In some scenarios, there can be multiple correct documents for one query. The metric recall_single_hit considers whether at least one of the correct documents is retrieved, whereas recall_multi_hit takes into account how many of the multiple correct documents for one query are retrieved.

Note that recall is affected by the number of documents that the Retriever returns. If the Retriever returns few documents, it means that it is difficult to retrieve the correct documents. Make sure to set the Retriever's top_k to an appropriate value in the pipeline that you're evaluating.

DocumentMRREvaluator (Mean Reciprocal Rank)

In contrast to the recall metric, mean reciprocal rank takes the position of the top correctly retrieved document (the “rank”) into account. It does this to account for the fact that a query elicits multiple responses of varying relevance. Like recall, MRR can be a value between zero (no matches) and one (the system retrieved a correct document for all queries as the top result). For more details, check out Mean Reciprocal Rank wiki page.

DocumentMAPEvaluator (Mean Average Precision)

Mean average precision is similar to mean reciprocal rank but takes into account the position of every correctly retrieved document. Like MRR, mAP can be a value between zero (no matches) and one (the system retrieved correct documents for all top results). mAP is particularly useful in cases where there is more than one correct answer to be retrieved. For more details, check out Mean Average Precision wiki page.
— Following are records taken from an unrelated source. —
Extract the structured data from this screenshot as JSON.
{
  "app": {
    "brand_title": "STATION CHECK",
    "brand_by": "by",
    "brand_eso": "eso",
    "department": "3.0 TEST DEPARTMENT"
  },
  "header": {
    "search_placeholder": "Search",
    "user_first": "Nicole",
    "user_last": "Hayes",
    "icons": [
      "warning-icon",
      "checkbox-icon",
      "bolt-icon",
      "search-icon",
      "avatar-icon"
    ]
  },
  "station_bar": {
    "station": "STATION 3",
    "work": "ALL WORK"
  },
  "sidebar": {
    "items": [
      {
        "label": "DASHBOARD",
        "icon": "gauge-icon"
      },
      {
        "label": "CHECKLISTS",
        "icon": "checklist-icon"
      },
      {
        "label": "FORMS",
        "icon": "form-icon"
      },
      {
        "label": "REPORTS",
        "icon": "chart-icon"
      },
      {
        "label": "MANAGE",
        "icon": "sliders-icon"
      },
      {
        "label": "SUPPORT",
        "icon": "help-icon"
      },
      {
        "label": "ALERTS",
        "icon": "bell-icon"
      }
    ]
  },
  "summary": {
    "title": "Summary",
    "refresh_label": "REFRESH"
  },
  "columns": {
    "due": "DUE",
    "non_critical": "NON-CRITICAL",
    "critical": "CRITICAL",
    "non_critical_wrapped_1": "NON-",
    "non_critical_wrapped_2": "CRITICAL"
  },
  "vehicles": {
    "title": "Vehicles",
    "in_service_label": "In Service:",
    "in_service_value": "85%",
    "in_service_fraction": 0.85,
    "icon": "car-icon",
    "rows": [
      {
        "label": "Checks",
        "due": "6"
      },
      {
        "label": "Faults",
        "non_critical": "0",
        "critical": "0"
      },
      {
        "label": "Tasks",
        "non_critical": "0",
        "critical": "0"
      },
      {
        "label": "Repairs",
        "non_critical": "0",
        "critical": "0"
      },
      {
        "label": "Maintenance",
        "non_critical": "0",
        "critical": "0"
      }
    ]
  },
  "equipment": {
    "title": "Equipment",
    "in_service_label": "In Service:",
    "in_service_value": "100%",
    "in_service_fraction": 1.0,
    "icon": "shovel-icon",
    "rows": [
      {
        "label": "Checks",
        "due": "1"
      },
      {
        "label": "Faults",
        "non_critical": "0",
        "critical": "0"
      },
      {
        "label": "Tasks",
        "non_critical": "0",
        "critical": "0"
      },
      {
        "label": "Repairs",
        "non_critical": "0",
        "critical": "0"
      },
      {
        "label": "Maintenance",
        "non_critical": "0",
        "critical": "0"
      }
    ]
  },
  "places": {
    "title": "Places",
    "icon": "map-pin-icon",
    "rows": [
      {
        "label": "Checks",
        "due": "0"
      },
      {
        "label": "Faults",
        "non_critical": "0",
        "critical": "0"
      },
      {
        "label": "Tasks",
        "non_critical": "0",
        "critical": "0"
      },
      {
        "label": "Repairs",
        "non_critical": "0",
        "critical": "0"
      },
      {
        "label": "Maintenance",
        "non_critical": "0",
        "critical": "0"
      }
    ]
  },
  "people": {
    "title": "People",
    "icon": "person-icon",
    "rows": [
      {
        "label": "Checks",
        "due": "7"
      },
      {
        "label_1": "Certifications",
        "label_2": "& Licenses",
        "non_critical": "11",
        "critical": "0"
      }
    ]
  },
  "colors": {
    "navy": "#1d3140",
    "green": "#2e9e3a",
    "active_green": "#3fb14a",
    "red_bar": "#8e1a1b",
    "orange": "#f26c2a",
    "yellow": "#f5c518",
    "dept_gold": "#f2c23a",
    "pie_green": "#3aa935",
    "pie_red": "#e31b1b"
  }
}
Statistical Evaluation of Extracted or Generated Answers

Exact match measures the proportion of cases where the predicted Answer is identical to the correct Answer. For example, for the annotated question-answer pair “What is Haystack?" + "A question answering library in Python”, even a predicted answer like “A Python question answering library” would yield a zero score because it does not match the expected answer 100%.